S1 segmentectomy for early stage NSCLC in the apical segment of the right upper lobe

Authors: Luigi Ventura, Chunyu Ji, Weigang Zhao, Xuefei Zhang, Wentao Fang


In the last years, the role of segmentectomy for the treatment of patient with early stage lung cancer is gaining more and more importance. Compared to lobectomy, performing a segmentectomy needs more surgical experience and anatomical knowledge, in particular if individual upper and lower lobe segmentectomies are considered. Here, we present a case of a patient with a minimally invasive adenocarcinoma (MIA) in the S1 segment of the right upper lobe treated with an apical (S1) segmentectomy. A 54-year-old female patient came to our attention with a chest CT-scan finding of an 8.8 mm subsolid nodule in the S1 segment of the right upper lobe.

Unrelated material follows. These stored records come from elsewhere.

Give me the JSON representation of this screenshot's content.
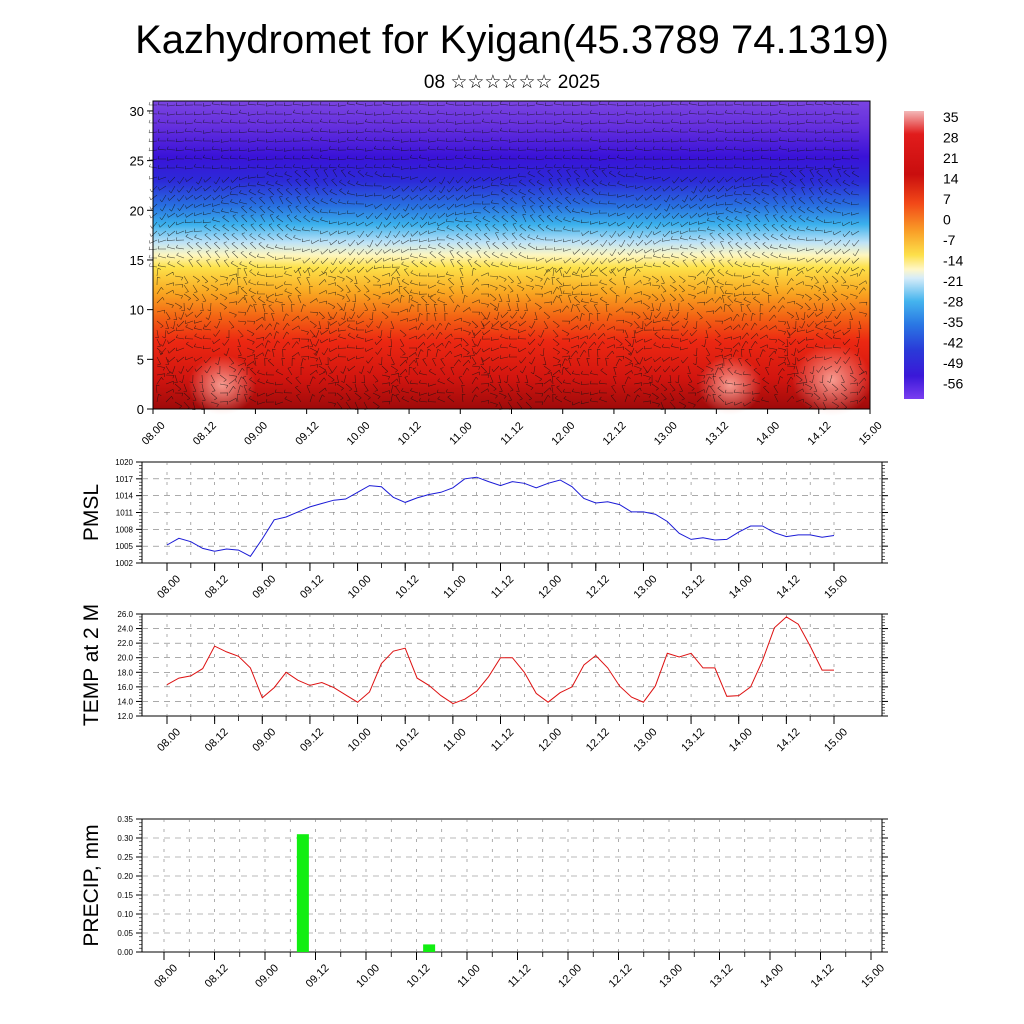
{
  "title": "Kazhydromet for Kyigan(45.3789 74.1319)",
  "subtitle": "08 ☆☆☆☆☆☆ 2025",
  "colors": {
    "pmsl_line": "#1a1ad6",
    "temp_line": "#dd1111",
    "precip_bar": "#11ee11",
    "grid": "#777777"
  },
  "chart_data": [
    {
      "type": "heatmap",
      "title": "",
      "xlabel": "",
      "ylabel": "",
      "x_ticks": [
        "08.00",
        "08.12",
        "09.00",
        "09.12",
        "10.00",
        "10.12",
        "11.00",
        "11.12",
        "12.00",
        "12.12",
        "13.00",
        "13.12",
        "14.00",
        "14.12",
        "15.00"
      ],
      "y_ticks": [
        "0",
        "5",
        "10",
        "15",
        "20",
        "25",
        "30"
      ],
      "ylim": [
        0,
        31
      ],
      "colorbar_labels": [
        "35",
        "28",
        "21",
        "14",
        "7",
        "0",
        "-7",
        "-14",
        "-21",
        "-28",
        "-35",
        "-42",
        "-49",
        "-56"
      ],
      "colorbar_range": [
        -63,
        42
      ],
      "overlay": "wind barbs"
    },
    {
      "type": "line",
      "ylabel": "PMSL",
      "x_ticks": [
        "08.00",
        "08.12",
        "09.00",
        "09.12",
        "10.00",
        "10.12",
        "11.00",
        "11.12",
        "12.00",
        "12.12",
        "13.00",
        "13.12",
        "14.00",
        "14.12",
        "15.00"
      ],
      "y_ticks": [
        "1020",
        "1017",
        "1014",
        "1011",
        "1008",
        "1005",
        "1002"
      ],
      "ylim": [
        1002,
        1020
      ],
      "grid": true,
      "step_hours": 3,
      "values": [
        1005.2,
        1006.4,
        1005.8,
        1004.6,
        1004.1,
        1004.5,
        1004.3,
        1003.2,
        1006.3,
        1009.7,
        1010.2,
        1011.1,
        1012.0,
        1012.6,
        1013.2,
        1013.4,
        1014.6,
        1015.8,
        1015.6,
        1013.7,
        1012.8,
        1013.6,
        1014.2,
        1014.6,
        1015.4,
        1017.0,
        1017.3,
        1016.5,
        1015.8,
        1016.5,
        1016.2,
        1015.4,
        1016.2,
        1016.8,
        1015.6,
        1013.5,
        1012.7,
        1012.9,
        1012.4,
        1011.1,
        1011.1,
        1010.7,
        1009.4,
        1007.3,
        1006.2,
        1006.5,
        1006.1,
        1006.2,
        1007.5,
        1008.6,
        1008.6,
        1007.4,
        1006.7,
        1007.0,
        1007.0,
        1006.6,
        1006.9
      ]
    },
    {
      "type": "line",
      "ylabel": "TEMP at 2 M",
      "x_ticks": [
        "08.00",
        "08.12",
        "09.00",
        "09.12",
        "10.00",
        "10.12",
        "11.00",
        "11.12",
        "12.00",
        "12.12",
        "13.00",
        "13.12",
        "14.00",
        "14.12",
        "15.00"
      ],
      "y_ticks": [
        "26.0",
        "24.0",
        "22.0",
        "20.0",
        "18.0",
        "16.0",
        "14.0",
        "12.0"
      ],
      "ylim": [
        12,
        26
      ],
      "grid": true,
      "step_hours": 3,
      "values": [
        16.3,
        17.2,
        17.5,
        18.5,
        21.6,
        20.8,
        20.2,
        18.6,
        14.5,
        15.9,
        18.0,
        16.9,
        16.2,
        16.6,
        15.9,
        14.9,
        13.9,
        15.3,
        19.2,
        20.9,
        21.3,
        17.2,
        16.2,
        14.8,
        13.7,
        14.3,
        15.4,
        17.4,
        20.0,
        20.0,
        18.0,
        15.1,
        13.9,
        15.2,
        16.0,
        19.0,
        20.3,
        18.6,
        16.1,
        14.6,
        13.9,
        16.1,
        20.6,
        20.1,
        20.6,
        18.6,
        18.6,
        14.7,
        14.8,
        16.0,
        19.6,
        24.1,
        25.6,
        24.6,
        21.6,
        18.3,
        18.3
      ]
    },
    {
      "type": "bar",
      "ylabel": "PRECIP, mm",
      "x_ticks": [
        "08.00",
        "08.12",
        "09.00",
        "09.12",
        "10.00",
        "10.12",
        "11.00",
        "11.12",
        "12.00",
        "12.12",
        "13.00",
        "13.12",
        "14.00",
        "14.12",
        "15.00"
      ],
      "y_ticks": [
        "0.35",
        "0.30",
        "0.25",
        "0.20",
        "0.15",
        "0.10",
        "0.05",
        "0.00"
      ],
      "ylim": [
        0,
        0.35
      ],
      "grid": true,
      "bars": [
        {
          "x_hours": 33,
          "value": 0.31
        },
        {
          "x_hours": 63,
          "value": 0.02
        }
      ]
    }
  ]
}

As we considered the lesion highly suspicious of early stage lung cancer, a surgical excision was proposed. A right S1 segmentectomy by minimally invasive approach was performed. The post-operative course was uneventful, and the patient was discharged on the 4th post-operative day. Final histopathological examination revealed a MIA of the lung, staged as pT1miN0M0. In the treatment of patients with early stage lung cancer located in S1 segment of the right upper lobe, video-assisted thoracoscopic surgery (VATS) S1 segmentectomy represents a safe and radical therapeutic procedure which allows to spare the remaining segments of the right upper lobe.